The original PETase enzyme discovery heralded the first hope that a solution to the global plastic pollution problem might be within grasp, though PETase alone is not yet fast enough to make the process commercially viable to handle the tons of discarded PET bottles littering the planet.

Combining it with a second enzyme, and finding together they work even faster, means another leap forward has been taken towards finding a solution to plastic waste.

PETase and the new combined MHETase-PETase both work by digesting PET plastic, returning it to its original building blocks. This allows for plastics to be made and reused endlessly, reducing our reliance on fossil resources such as oil and gas.

Professor McGeehan used the Diamond Light Source, in Oxfordshire, a synchrotron that uses intense beams of X-rays 10 billion times brighter than the Sun to act as a microscope powerful enough to see individual atoms.
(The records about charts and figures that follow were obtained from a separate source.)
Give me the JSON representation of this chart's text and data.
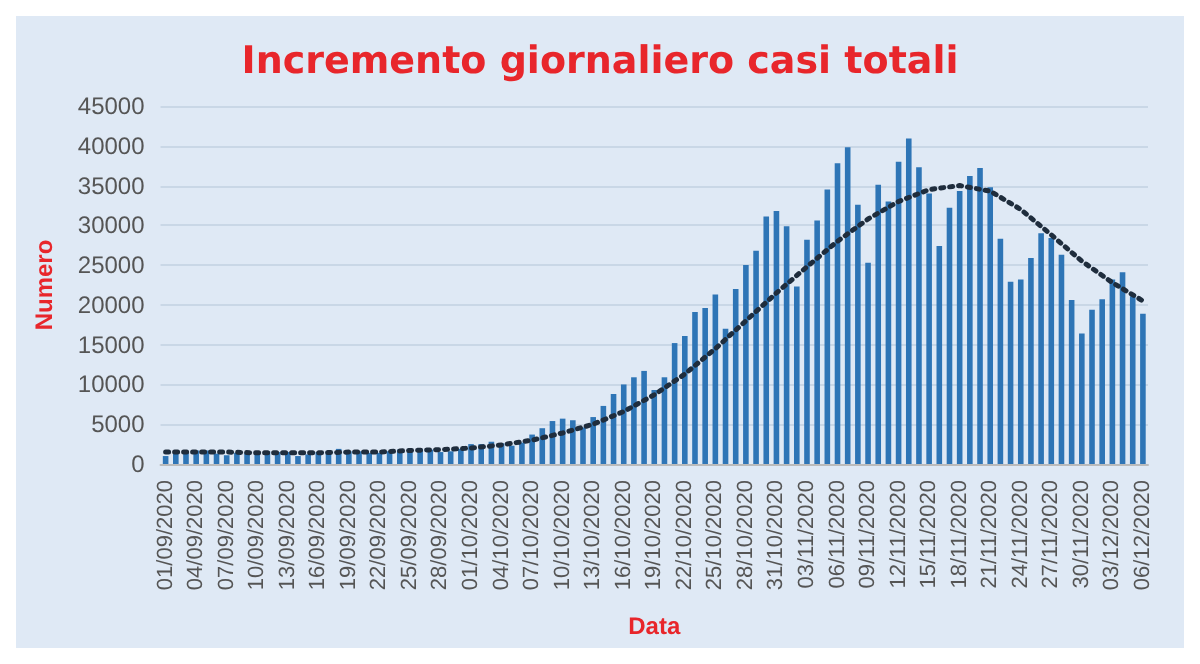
{
  "chart_data": {
    "type": "bar",
    "title": "Incremento giornaliero casi totali",
    "xlabel": "Data",
    "ylabel": "Numero",
    "categories": [
      "01/09/2020",
      null,
      null,
      "04/09/2020",
      null,
      null,
      "07/09/2020",
      null,
      null,
      "10/09/2020",
      null,
      null,
      "13/09/2020",
      null,
      null,
      "16/09/2020",
      null,
      null,
      "19/09/2020",
      null,
      null,
      "22/09/2020",
      null,
      null,
      "25/09/2020",
      null,
      null,
      "28/09/2020",
      null,
      null,
      "01/10/2020",
      null,
      null,
      "04/10/2020",
      null,
      null,
      "07/10/2020",
      null,
      null,
      "10/10/2020",
      null,
      null,
      "13/10/2020",
      null,
      null,
      "16/10/2020",
      null,
      null,
      "19/10/2020",
      null,
      null,
      "22/10/2020",
      null,
      null,
      "25/10/2020",
      null,
      null,
      "28/10/2020",
      null,
      null,
      "31/10/2020",
      null,
      null,
      "03/11/2020",
      null,
      null,
      "06/11/2020",
      null,
      null,
      "09/11/2020",
      null,
      null,
      "12/11/2020",
      null,
      null,
      "15/11/2020",
      null,
      null,
      "18/11/2020",
      null,
      null,
      "21/11/2020",
      null,
      null,
      "24/11/2020",
      null,
      null,
      "27/11/2020",
      null,
      null,
      "30/11/2020",
      null,
      null,
      "03/12/2020",
      null,
      null,
      "06/12/2020"
    ],
    "series": [
      {
        "color": "#2e75b6",
        "values": [
          1000,
          1300,
          1400,
          1700,
          1700,
          1300,
          1100,
          1400,
          1400,
          1600,
          1600,
          1500,
          1500,
          1000,
          1200,
          1500,
          1600,
          1900,
          1600,
          1600,
          1400,
          1400,
          1600,
          1800,
          1900,
          1900,
          1800,
          1500,
          1600,
          1900,
          2500,
          2500,
          2800,
          2600,
          2300,
          2700,
          3700,
          4500,
          5400,
          5700,
          5500,
          4600,
          5900,
          7300,
          8800,
          10000,
          10900,
          11700,
          9300,
          10900,
          15200,
          16100,
          19100,
          19600,
          21300,
          17000,
          22000,
          25000,
          26800,
          31100,
          31800,
          29900,
          22300,
          28200,
          30600,
          34500,
          37800,
          39800,
          32600,
          25300,
          35100,
          33000,
          38000,
          40900,
          37300,
          34000,
          27400,
          32200,
          34300,
          36200,
          37200,
          34800,
          28300,
          22900,
          23200,
          25900,
          29000,
          28400,
          26300,
          20600,
          16400,
          19400,
          20700,
          23200,
          24100,
          21100,
          18900
        ]
      },
      {
        "type": "line",
        "color": "#1f2d3d",
        "line_style": "dotted",
        "marker": "none",
        "x": [
          "01/09/2020",
          "04/09/2020",
          "07/09/2020",
          "10/09/2020",
          "13/09/2020",
          "16/09/2020",
          "19/09/2020",
          "22/09/2020",
          "25/09/2020",
          "28/09/2020",
          "01/10/2020",
          "04/10/2020",
          "07/10/2020",
          "10/10/2020",
          "13/10/2020",
          "16/10/2020",
          "19/10/2020",
          "22/10/2020",
          "25/10/2020",
          "28/10/2020",
          "31/10/2020",
          "03/11/2020",
          "06/11/2020",
          "09/11/2020",
          "12/11/2020",
          "15/11/2020",
          "18/11/2020",
          "21/11/2020",
          "24/11/2020",
          "27/11/2020",
          "30/11/2020",
          "03/12/2020",
          "06/12/2020"
        ],
        "values": [
          1500,
          1500,
          1500,
          1400,
          1400,
          1400,
          1500,
          1500,
          1700,
          1800,
          2000,
          2400,
          3000,
          3900,
          5000,
          6600,
          8700,
          11300,
          14500,
          18000,
          21500,
          24800,
          28000,
          30800,
          33000,
          34500,
          35000,
          34300,
          32000,
          28800,
          25500,
          22800,
          20500
        ]
      }
    ],
    "ylim": [
      0,
      45000
    ],
    "yticks": [
      0,
      5000,
      10000,
      15000,
      20000,
      25000,
      30000,
      35000,
      40000,
      45000
    ],
    "grid": "y"
  }
}
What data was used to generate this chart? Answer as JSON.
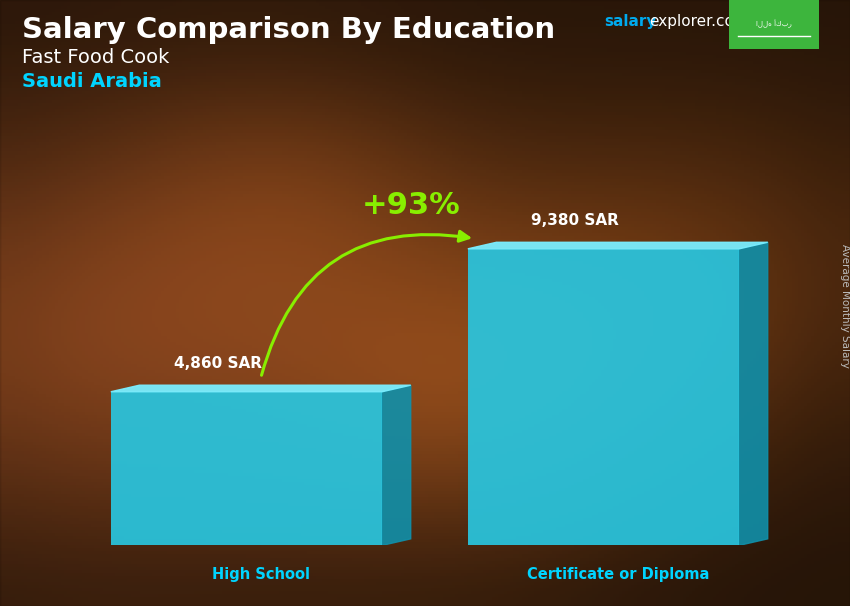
{
  "title_main": "Salary Comparison By Education",
  "subtitle1": "Fast Food Cook",
  "subtitle2": "Saudi Arabia",
  "categories": [
    "High School",
    "Certificate or Diploma"
  ],
  "values": [
    4860,
    9380
  ],
  "value_labels": [
    "4,860 SAR",
    "9,380 SAR"
  ],
  "bar_front_color": "#29c6e0",
  "bar_left_color": "#5de0f5",
  "bar_right_color": "#1090aa",
  "bar_top_color": "#7aeeff",
  "pct_label": "+93%",
  "pct_color": "#88ee00",
  "arrow_color": "#88ee00",
  "ylabel_text": "Average Monthly Salary",
  "title_color": "#ffffff",
  "subtitle1_color": "#ffffff",
  "subtitle2_color": "#00d4ff",
  "category_color": "#00d4ff",
  "value_color": "#ffffff",
  "salary_color": "#00aaff",
  "explorer_color": "#ffffff",
  "flag_bg": "#3db53d",
  "ylim_max": 11500,
  "bar_width": 0.38,
  "bg_dark_color": "#1a0e05",
  "warm_spot_color_r": 0.55,
  "warm_spot_color_g": 0.28,
  "warm_spot_color_b": 0.05
}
This allowed the team to solve the 3D structure of the MHETase enzyme, giving them the molecular blueprints to begin engineering a faster enzyme system.

The new research combined structural, computational, biochemical and bioinformatics approaches to reveal molecular insights into its structure and how it functions. The study was a huge team effort involving scientists at all levels of their careers.

The Centre for Enzyme Innovation takes enzymes from the natural environment and, using synthetic biology, adapts them to create new enzymes for industry.